Almost a week ago while I was at the gym, a machine collapsed when I sat on it and I violently hit it with the back of my head. Head concussion and a sprained neck. Doctor said I had to lay down as much as possible. While I start to use again the wonderful possibility to turn my head when I want to look at right, at left and even a bit up; I experience severe dizziness if I stay too long on my feet or sit for more than half an hour behind the computer.
Years ago while I was at work, my brain kind of blacked-out, it was burned out and the spiral to being highly active to not being able to look at pictures ( I don’t even talk about reading something), to not have a proper conversation without stuttering, to become nervous and exhausted when surrounded by crowd and/of noises began.

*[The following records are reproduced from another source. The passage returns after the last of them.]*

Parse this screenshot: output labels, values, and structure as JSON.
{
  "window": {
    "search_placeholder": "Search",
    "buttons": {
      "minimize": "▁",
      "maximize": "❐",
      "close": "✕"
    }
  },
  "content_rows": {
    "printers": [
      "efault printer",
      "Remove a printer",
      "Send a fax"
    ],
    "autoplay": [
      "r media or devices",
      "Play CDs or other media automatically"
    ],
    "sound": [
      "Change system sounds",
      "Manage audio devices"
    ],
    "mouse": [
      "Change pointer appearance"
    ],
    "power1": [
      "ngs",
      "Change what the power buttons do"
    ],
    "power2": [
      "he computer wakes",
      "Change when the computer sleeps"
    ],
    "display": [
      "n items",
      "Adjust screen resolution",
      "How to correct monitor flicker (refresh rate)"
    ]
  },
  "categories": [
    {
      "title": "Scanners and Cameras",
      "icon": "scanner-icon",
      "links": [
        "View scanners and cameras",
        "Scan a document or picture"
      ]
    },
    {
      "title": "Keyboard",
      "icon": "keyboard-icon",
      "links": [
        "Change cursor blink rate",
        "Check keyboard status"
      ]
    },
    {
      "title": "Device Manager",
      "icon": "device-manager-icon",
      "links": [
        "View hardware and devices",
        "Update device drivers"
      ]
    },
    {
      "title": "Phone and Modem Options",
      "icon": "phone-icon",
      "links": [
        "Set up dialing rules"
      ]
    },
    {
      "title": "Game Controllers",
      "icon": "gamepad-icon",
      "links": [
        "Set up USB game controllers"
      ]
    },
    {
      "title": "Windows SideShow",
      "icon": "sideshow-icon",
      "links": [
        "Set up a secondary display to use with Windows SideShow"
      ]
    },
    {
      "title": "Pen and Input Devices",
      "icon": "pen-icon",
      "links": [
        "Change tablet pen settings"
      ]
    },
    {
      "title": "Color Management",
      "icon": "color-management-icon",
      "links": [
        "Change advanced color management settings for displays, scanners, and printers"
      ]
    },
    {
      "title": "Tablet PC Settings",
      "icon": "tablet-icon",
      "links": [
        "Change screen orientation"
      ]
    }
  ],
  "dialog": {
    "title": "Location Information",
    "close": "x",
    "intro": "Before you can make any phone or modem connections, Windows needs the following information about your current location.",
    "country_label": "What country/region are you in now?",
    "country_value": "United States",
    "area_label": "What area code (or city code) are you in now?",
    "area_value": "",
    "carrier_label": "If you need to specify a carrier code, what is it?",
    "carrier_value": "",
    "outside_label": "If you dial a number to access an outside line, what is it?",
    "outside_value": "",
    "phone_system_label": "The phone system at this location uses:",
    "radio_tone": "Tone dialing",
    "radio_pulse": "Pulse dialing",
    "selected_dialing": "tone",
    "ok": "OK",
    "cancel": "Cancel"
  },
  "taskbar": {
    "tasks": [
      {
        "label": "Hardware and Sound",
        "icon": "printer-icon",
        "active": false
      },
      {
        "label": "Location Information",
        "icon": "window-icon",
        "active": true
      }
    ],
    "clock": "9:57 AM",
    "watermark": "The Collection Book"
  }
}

This experience helped me to realise that something was not healthy anymore in the way I was living and finally made me take the decision (after my sweet little brain went in fire a second time three years after the first time) to quit doing what I was doing and consecrate myself to an other journey, a photographic one. How, what, where were secondary questions; I just knew I had to follow my guts and live in harmony with the rhythm of my body, mind and soul.
Having a life after two burn-out is not easy, it takes a lot of patience (with yourself but also from your close ones), self indulgence, the capacity to accept your own limits, to accept that what you want and wish do not necessarily match with what your body and brain can afford. Resilience and patience. Find your way; find my way, my own way to rise and shine. Last few months, my head has been boiling with new ideas, new projects, a lot of city trips and it felt good, it felt like everything came to the right place at the right moment.
But today, I did not rise and shine, today I felt lonely and stupid and useless. Today I realised and literally felt the long way I did from my first brain-fire until now. Being again so limited because of a bump on my head is hard, it makes all the little steps I made so fragile. Being constantly reminded by my body since a couple of days that I have to rest, that I have to lay and wait that it passes or being nauseous after reading three pages is a painful reminder of mountains I already climbed.
There was no sunshine in my day today.
Hope your day was joyful and creative.